Redução da violência é meta desafiadora dos ODS para o Brasil, aponta relatório

O Instituto de Pesquisa Econômica Aplicada (Ipea) publicou em dezembro do ano passado um relatório que mostra os principais desafios do Brasil para cumprir o 16º Objetivo de Desenvolvimento Sustentável da Organização das Nações Unidas (ONU): “reduzir significativamente todas as formas de violência e as taxas de mortalidade relacionada em todos os lugares“.

De acordo com o Ipea, dados de 2016 mostram que as taxas de homicídios no Brasil ainda estão entre as mais altas do mundo, atingindo 30,5 casos intencionais por 100 mil habitantes. Esse dado é o ponto de partida do país na tentativa de alcançar, até 2030, a meta de reduzir a violência.

Conforme o relatório, a meta de redução da violência e das taxas de mortalidade – inclusive com a redução de um terço das taxas de feminicídio e de homicídios de crianças, adolescentes, jovens, negros, indígenas, mulheres e LGBTs – é desafiadora e requer ações em diversas frentes. O documento ressalta que o Brasil registrou, em 2016, 57,6 casos de homicídios de homens por cem mil habitantes. A taxa também é elevada para negros (40,2 casos) e jovens (65,2).

O ODS 16 busca “promover sociedades pacíficas e inclusivas para o desenvolvimento sustentável, proporcionar o acesso à justiça para todos e construir instituições eficazes, responsáveis e inclusivas em todos os níveis”. Para o técnico de planejamento e pesquisa Helder Ferreira, do Ipea, esse objetivo sintetiza um ideal de sociedade para o Brasil: pacífica, justa, inclusiva, com acesso à justiça, respeito aos direitos humanos, efetivo Estado Democrático de direito, boa governança estatal, e com a participação social e instituições transparentes, eficazes e responsáveis.

Ele afirma, no entanto, que os obstáculos são grandes. “O Brasil enfrenta uma série de desafios para alcançar, em geral, as metas fixadas. Entre eles, a falta de informações, inclusive para monitorar os indicadores e metas e avaliar o resultado das políticas implementadas; a situação fiscal do Estado brasileiro, que coloca limites para maiores investimentos em políticas públicas que visem melhorar os indicadores sociais brasileiros.

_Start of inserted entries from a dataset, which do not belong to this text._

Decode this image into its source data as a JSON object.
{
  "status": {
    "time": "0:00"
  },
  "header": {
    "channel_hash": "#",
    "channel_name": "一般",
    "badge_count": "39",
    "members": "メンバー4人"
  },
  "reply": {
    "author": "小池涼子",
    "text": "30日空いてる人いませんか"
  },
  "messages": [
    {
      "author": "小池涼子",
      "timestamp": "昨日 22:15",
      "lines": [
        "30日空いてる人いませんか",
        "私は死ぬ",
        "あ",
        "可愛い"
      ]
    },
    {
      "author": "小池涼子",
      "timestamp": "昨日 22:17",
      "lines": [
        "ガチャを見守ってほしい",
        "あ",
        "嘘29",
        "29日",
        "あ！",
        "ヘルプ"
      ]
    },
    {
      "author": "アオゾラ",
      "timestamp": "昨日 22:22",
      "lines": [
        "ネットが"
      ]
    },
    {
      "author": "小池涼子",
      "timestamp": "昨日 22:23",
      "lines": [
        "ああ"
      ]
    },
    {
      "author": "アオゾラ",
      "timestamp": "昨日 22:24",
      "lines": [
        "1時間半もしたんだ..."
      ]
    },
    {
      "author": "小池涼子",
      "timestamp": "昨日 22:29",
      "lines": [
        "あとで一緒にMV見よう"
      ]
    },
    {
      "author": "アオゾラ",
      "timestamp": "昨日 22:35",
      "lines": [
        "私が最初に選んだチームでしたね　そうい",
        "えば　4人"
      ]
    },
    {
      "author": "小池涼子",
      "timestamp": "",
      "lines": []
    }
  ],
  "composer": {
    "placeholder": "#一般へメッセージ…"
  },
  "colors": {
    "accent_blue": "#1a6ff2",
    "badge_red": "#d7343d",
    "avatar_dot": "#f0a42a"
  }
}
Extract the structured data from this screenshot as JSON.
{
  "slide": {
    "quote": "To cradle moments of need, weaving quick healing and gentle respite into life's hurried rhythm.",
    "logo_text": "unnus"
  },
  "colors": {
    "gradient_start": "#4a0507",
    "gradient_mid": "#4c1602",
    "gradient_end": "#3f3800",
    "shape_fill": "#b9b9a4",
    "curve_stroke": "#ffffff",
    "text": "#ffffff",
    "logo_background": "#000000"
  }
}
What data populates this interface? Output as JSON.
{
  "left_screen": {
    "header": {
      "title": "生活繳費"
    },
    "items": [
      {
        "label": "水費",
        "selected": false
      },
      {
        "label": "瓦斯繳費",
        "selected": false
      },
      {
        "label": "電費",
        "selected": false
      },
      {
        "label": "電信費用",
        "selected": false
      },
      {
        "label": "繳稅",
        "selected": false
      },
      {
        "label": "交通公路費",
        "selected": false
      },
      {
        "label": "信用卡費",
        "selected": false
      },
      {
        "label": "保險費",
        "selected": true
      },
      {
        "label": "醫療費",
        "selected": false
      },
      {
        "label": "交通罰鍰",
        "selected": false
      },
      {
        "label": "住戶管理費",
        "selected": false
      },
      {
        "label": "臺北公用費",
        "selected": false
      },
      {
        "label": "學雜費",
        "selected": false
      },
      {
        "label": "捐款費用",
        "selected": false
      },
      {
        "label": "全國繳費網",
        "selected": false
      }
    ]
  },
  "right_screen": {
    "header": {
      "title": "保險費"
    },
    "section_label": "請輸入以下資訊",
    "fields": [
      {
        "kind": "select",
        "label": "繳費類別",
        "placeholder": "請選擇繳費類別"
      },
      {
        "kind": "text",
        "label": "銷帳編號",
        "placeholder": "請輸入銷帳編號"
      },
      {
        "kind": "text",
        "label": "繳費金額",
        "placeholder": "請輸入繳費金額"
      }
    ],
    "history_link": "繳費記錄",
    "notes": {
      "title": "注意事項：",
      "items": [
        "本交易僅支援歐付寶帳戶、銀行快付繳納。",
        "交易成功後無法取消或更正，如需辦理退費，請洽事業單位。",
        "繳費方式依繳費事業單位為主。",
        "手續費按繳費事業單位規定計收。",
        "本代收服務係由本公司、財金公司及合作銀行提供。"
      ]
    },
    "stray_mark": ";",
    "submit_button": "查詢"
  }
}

Um terceiro desafio é que a Agenda 2030 seja, de fato, uma prioridade para os três poderes e os três entes nacionais nos próximos 10 anos”, explica Ferreira.

O Brasil ainda se destaca por uma forte aplicação de prisões sem condenação definitiva, uma superlotação carcerária e uma quase total ausência de políticas para os egressos, favorecendo a proliferação de facções criminosas. Não faltam evidências da importância da prevenção social à violência, mas até hoje o Brasil não conseguiu estruturar uma política de âmbito nacional que evite que muitas crianças iniciem trajetórias que as conduzam ao mundo do crime ou que as tornem alvo de violências“.

Relatório ODS 16: O que mostra o retrato do Brasil?, do Instituto de Pesquisa Econômica Aplicada

O relatório lista as doze metas assumidas pelo Brasil no âmbito do ODS 16, das quais nove foram adequadas à realidade nacional. A maioria dos dados analisados são de 2016, primeiro ano de implementação da Agenda 2030 da Organização das Nações Unidas. Em 2015, 193 países, entre os quais o Brasil, estabeleceram 17 Objetivos de Desenvolvimento Sustentável, com 169 metas a serem alcançadas até 2030.

Outros temas examinados pelos pesquisadores no relatório são a garantia do acesso à justiça; ampliar a transparência, a accountability e a efetividade das instituições, em todos os níveis; assegurar o acesso público à informação e proteger as liberdades fundamentais, em conformidade com a legislação nacional e os acordos internacionais.